Months after winning a May 2018 election, Prime Minister Mahathir Mohamad said LGBT rights were “things we cannot accept”.
“Some things are only meant for the West,” he added.
Not a priority
Myanmar’s leader, former human rights icon Aung San Suu Kyi, spoke out in support of decriminalising same-sex relations while in opposition in 2013. But she has failed to use the parliamentary supermajority she won in a 2015 election to make that a reality.
“I think it’s just not on her list of priorities,” said Michelle Yesudas, a human rights lawyer and one of the researchers behind In the Shadows. “But at the same time, there’s no reason to stop reminding her.”
Myo Nyunt, a spokesperson for Aung San Suu Kyi’s National League for Democracy, said the party had “no intention” of overturning Section 377 and had to be “very careful” in the run-up to next year’s election.
“The opposition might use it to attack us,” he told Al Jazeera. “They have formerly accused the NLD of being a non-religious party and of giving special favours to groups who want … freedoms just like the Western societies.”
Joseph O’Mahoney, a lecturer in Politics and International Relations at the University of Reading, finds it ironic that politicians suggest tolerance of LGBT people is a Western invention.
More than half of all countries that outlaw homosexuality had those laws imposed by British colonial rulers, he and his colleague Enze Han found in 2014.
“The trope that tolerance is neo-colonialism or Western bullying is common in the media and public discourse in many countries,” O’Mahoney told Al Jazeera.
Despite that, “the global trend toward decriminalisation is rapid in historical terms and we are not seeing much recriminalisation”, he added, “so I am very optimistic in the medium-term at least”.
‘Shadow Laws’
In Myanmar, a host of other laws besides section 377 are used to persecute LGBT people.
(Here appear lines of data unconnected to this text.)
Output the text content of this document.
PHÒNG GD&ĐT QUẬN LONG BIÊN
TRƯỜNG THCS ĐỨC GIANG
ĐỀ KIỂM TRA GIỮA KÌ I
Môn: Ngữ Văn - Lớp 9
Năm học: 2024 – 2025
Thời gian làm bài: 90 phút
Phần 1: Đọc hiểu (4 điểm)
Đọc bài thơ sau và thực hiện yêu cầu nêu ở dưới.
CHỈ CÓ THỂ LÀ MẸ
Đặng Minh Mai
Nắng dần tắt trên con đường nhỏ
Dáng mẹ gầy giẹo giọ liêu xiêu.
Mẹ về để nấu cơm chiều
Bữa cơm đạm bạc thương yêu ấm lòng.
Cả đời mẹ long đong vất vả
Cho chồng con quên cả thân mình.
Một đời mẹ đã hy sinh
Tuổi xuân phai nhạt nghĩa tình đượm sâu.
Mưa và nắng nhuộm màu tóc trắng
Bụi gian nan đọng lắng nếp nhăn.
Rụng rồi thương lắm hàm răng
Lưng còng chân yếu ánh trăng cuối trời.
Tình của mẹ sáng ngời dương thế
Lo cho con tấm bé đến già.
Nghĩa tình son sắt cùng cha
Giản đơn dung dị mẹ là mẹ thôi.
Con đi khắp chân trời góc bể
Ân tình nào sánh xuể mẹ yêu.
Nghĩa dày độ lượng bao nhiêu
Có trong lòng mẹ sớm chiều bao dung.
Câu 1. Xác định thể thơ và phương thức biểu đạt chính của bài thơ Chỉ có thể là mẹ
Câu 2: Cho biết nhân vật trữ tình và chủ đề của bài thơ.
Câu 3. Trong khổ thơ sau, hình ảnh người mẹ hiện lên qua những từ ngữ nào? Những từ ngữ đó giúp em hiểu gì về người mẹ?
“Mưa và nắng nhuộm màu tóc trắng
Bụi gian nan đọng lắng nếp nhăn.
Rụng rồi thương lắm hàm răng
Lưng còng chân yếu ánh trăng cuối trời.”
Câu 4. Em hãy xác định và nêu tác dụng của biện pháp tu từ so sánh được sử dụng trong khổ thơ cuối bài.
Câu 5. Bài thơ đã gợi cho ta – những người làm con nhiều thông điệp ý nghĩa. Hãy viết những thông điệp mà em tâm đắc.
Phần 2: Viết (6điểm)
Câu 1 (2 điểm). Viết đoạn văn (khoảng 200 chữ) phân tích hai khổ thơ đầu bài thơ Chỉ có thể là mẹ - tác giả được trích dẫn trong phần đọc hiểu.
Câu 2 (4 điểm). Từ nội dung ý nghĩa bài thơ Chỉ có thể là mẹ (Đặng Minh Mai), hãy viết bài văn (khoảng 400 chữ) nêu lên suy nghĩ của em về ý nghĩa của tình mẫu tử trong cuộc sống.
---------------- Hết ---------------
Transgender women have been arrested for wearing makeup after police deemed it was a “disguise” under a set of statutes known as the “Shadow Laws”.
The laws also date from the colonial era and give police sweeping powers to arrest anyone out after dark or who they deem to be suspicious.
One transwoman told researchers for In the Shadows, she was arrested under these laws for carrying a pair of scissors. Like many transgender people, one of the few forms of work open to her is as a hair and makeup stylist.
Police in Myanmar routinely rape, beat and verbally abuse transwomen and others with impunity while using the threat of prosecution to extract bribes, the report found.
In other cases, judges refused to hear from witnesses because they were from the LGBTQ community and court staff were openly homophobic and transphobic, the report added.
A spokesperson for Myanmar’s police force did not answer calls from Al Jazeera seeking comment.
O’Mahoney says he is unsure exactly what role the United Kingdom should play in redressing the damage it has done to LGBT communities worldwide.
“One policy that I think definitely is both under Britain’s control and also morally urgent is granting asylum to LGBT people who face danger in their home countries both due to laws imposed by the British as well as other laws,” he said.